Glamour seems to be a concept known to both sexes, but differing in its various forms for each of them. Male glamour, one supposes, may well be older than female glamour, because it was originally associated with warfare or with phenomenal business success. It was only in the nineteenth century that glamour seems to have appeared as a persistent yearning in women, because before that the possibilities that were available for women to have any say in either their life-styles or their occupations were almost nil. And the idea of glamour is not total fantasy. It seems to require the faint perception of at least a far-out possibility. The glamourous figure is not just adored, he or she is an inspiration who, in imagination, might be emulated.
Glamour for the nineteenth century woman in both Europe and America was largely centered on wealth and beautiful possessions, frequently cloth and clothes.
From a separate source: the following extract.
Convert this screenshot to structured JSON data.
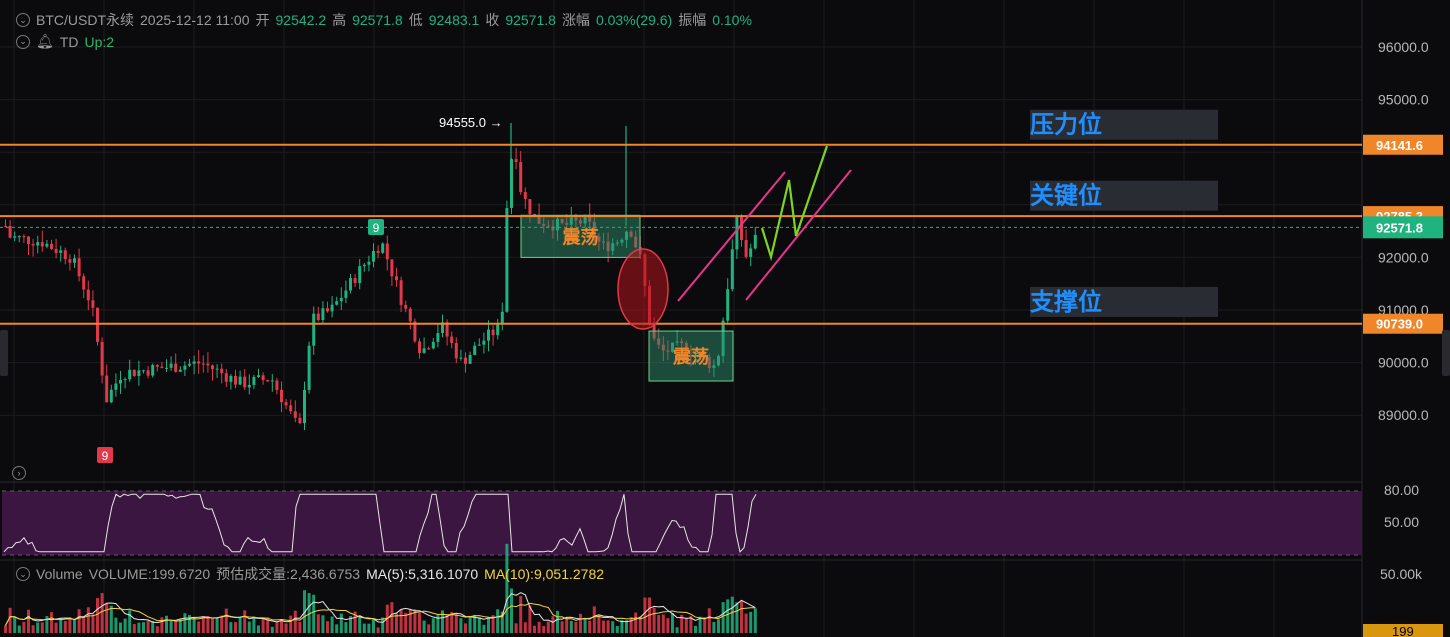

In certain sophisticated circles, however, (especially in European high society) the concept of a sexual freedom more equal to that granted to men did appear and take on a glamourous aspect. Glamour is a social phenomenon, and the forms it takes for different people depend on what their peers find desirable as well as on the individual who feels the longing. It is not the same thing as style, but it shares the same kind of social energy.
The perception of glamour became much more widespread in the twentieth century and began to evolve and rapidly change its forms. The movement of populations into large cities, the widespread use of photography, the near universal literacy, the cinema, the generally improving living standards--all of these things contributed to this evolution, because glamour is, in part, a social phenomenon. Rather, perhaps, it is an individual phenomenon which tries to reconcile the dreams and longings of the individual with the requirements and the possibilities of society.
Glamour in the twentieth century became less differentiated by sex and more differentiated in the areas and the activities which it invested. All glamour now, at least, seems to require a strong suggestion of excitement as well as degree of self-assuredness and effortless self-control that might be called serenity but is more often described these days as `cool'. The glamourous individual is in command of his or her situation, but at the same time, that situation is felt to be rich in excitement, in adventure, in possibilities which keep on revealing themselves, but have no specific form.
It occurred to me, reading this book, that glamour is essentially a vision of adulthood on the part of a young person. It is not the vision he or she was trained to expect or strive for. It is not dull or demanding of great effort and everlasting incremental advancements or (worse) failures. Responsibility is taken seriously, but carried easily. Life is excitement and adventure. The notion requires at least the idea that there is some possibility of fulfillment. That possibility probably recedes in every life and so does the idea of glamour. It may linger for some people who are especially fond of `genre' literature, where the various genres tend to have protagonists whose lives or personalities seem glamourous to the reader and where some people can temporarily shed the tediousness of their daily lives.